The global jihad in other countries

  • The forces of the Libyan Government of National Accord continue to encroach in the territories controlled by ISIS in the city of Sirte. This week, the Libyan forces completed their takeover of the “600 buildings” district and continued to advance in the Marine neighborhood, the last major stronghold remaining in the hands of ISIS. The Libyan forces freed six foreign hostages abducted by ISIS (an Indian doctor and five Filipino nurses). In addition, the Libyan forces freed more than twenty civilians, three of them Turkish nationals and 11 Eritrean women, who were held captive by ISIS.
  • ISIS’s Khorasan Province announced on October 25, 2016, that three of its suicide bombers attacked a training center of the Pakistani police in the city of Quetta, in west Pakistan (not far from the border with Afghanistan). The assailants were wearing explosive vests and had in their possession light weapons and hand grenades. They exchanged fire with the Pakistani policemen for several hours. At the end of the attack, the three of them blew themselves up amidst a group of policemen. Over sixty people were killed in the attack, and additional 120 were wounded (Aamaq, October 25, 2016). The ITIC could not verify that those who carried out the attack were ISIS operatives.[3]
 [1]A detailed analysis of the campaign to take over Mosul and its implications will be published in a separate document.

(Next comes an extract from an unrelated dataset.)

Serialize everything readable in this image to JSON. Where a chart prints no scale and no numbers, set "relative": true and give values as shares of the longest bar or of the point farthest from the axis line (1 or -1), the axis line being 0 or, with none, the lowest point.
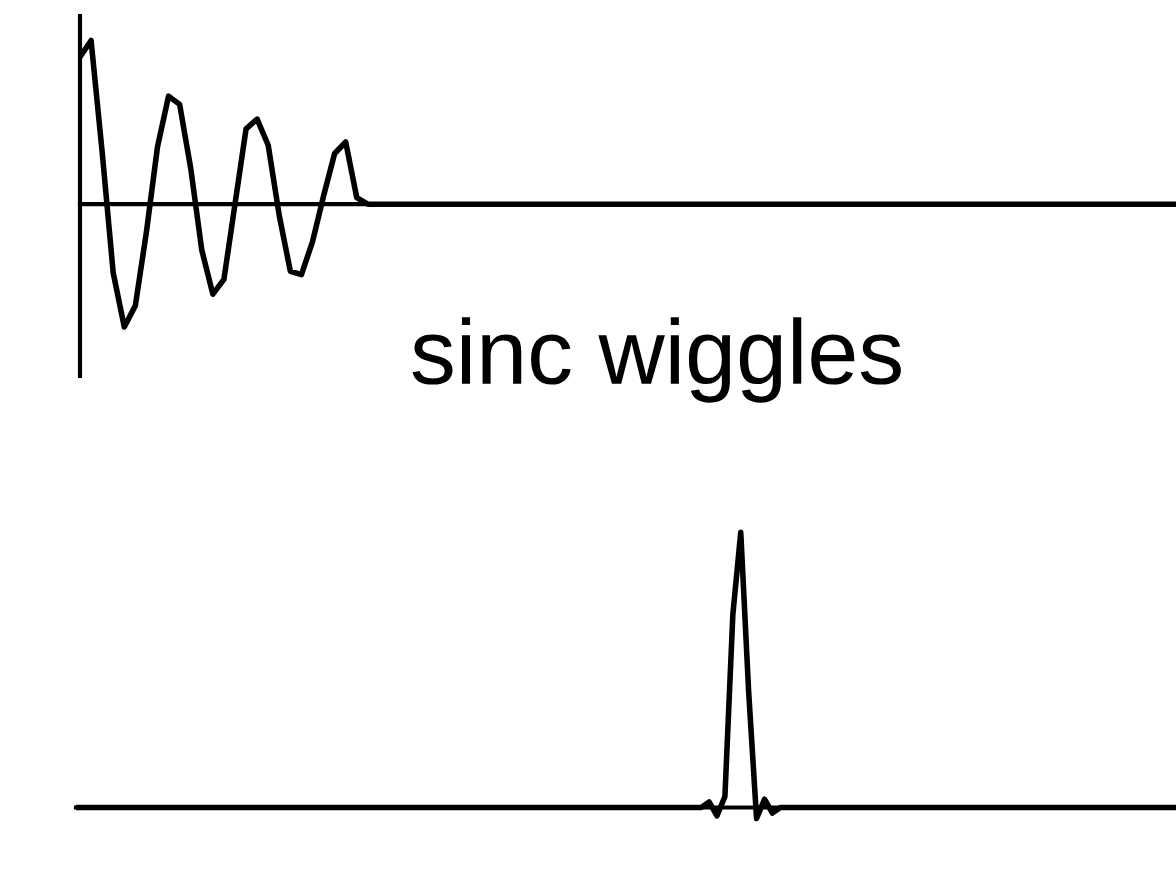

[2]In the area of Dabiq took place, on August 24, 1516, a major battle where the Ottoman Empire won a victory over the Mamluks (the Battle of Marj Dabiq). Sultan Selim I led the Ottoman forces, numbering about 65,000 soldiers, against the Mamluk forces of about 80,000 soldiers. The Ottoman victory opened the road to Damascus and to its takeover by the Ottoman Empire, and subsequently to the takeover of Greater Syria (Al-Sham) and Egypt from the Mamluks. Turkey’s Operation Euphrates Shield started on August 24, marking the 500th anniversary of the battle waged near Dabiq.
[3]The Karachi branch of the Taliban in Pakistan also claimed responsibility for carrying out the attack.